Moreover, their investigations have shown that not only consumers' privacy and data security may be at risk but some small and rapidly growing businesses are placed in an untenable situation because they must rely on companies like Amazon as sales channels who then use data collected on these businesses to compete against them and sometimes drive them out of business. 

Other legislators have accused companies like Facebook and Google of using their power to filter information to block conservative voices and otherwise put their thumbs on the scale of voter choice to influence the outcome of elections. 

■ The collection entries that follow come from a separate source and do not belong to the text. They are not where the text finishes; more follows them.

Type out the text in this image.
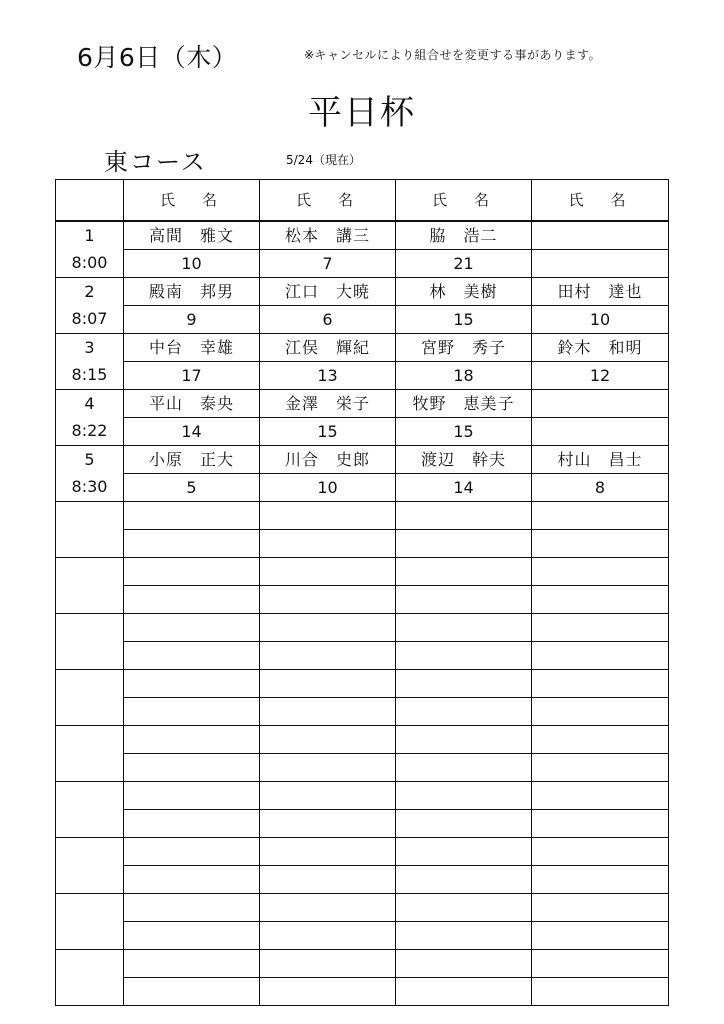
6月6日（木）	※キャンセルにより組合せを変更する事があります。
平日杯
東コース	5/24（現在）
	氏　名	氏　名	氏　名	氏　名
1	高間　雅文	松本　講三	脇　浩二	
8:00	10	7	21	
2	殿南　邦男	江口　大暁	林　美樹	田村　達也
8:07	9	6	15	10
3	中台　幸雄	江俣　輝紀	宮野　秀子	鈴木　和明
8:15	17	13	18	12
4	平山　泰央	金澤　栄子	牧野　恵美子	
8:22	14	15	15	
5	小原　正大	川合　史郎	渡辺　幹夫	村山　昌士
8:30	5	10	14	8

These companies clearly are enormous. Alphabet (Google), Amazon, Apple and Facebook have become some of the most valuable companies in the world with a combined market capitalization of about 4 trillion U.S. dollars or 20 percent of U.S. GDP. But, more importantly, they have upended how millions of businesses and billions of consumers conduct their daily lives through an unprecedented capture and analysis of almost every imaginable type of data.

Apple CEO Tim Cook speaks during Apple's annual Worldwide Developers Conference in San Jose, California, U.S., June 3, 2019. /VCG

While these companies are engaged in a wide range of business ranging from purely digital search and user generated content to consumer hardware devices to traditional retail, they all have had a profoundly disruptive impact on the following (overlapping) categories of entities: consumers, employees, small businesses, advertisers and content publishers. 

In fact, they have succeeded to such a degree that for many consumers and businesses, modern life would not be possible without relying on the products and services of these four companies.

Given the breadth of activities these companies engage in and the conflicting interests of the different constituencies affected, these hearings have been a vast smorgasbord of topics and potential  domestic and global implications. While many clamor for a piece of the blanket, just how that blanket should or will be extended, for now, remains unclear.

Questions the series of hearings covered ranged from the philosophical such as "is data privacy a fundamental human right?" to the highly technical and specific like "should businesses that invest in training employees be protected from having their employee poached by rivals?" Other questions sparked discussion about how any new legislation passed would affect the U.S.' relations with the EU, which some committee members claimed used its own privacy regulations as a form of protectionism. 

The bed has gotten bigger and there are many more people in it but the blanket remains the same size and the fighting over it is intensifying. Will those left out catch pneumonia or just a chill? Whatever actions Congressman Cicilline and his colleagues end up taking, these hearings mark an important symbolic milestone for Congress' efforts to catch up to the changes wrought by technology. But how much progress they can make remains to be seen.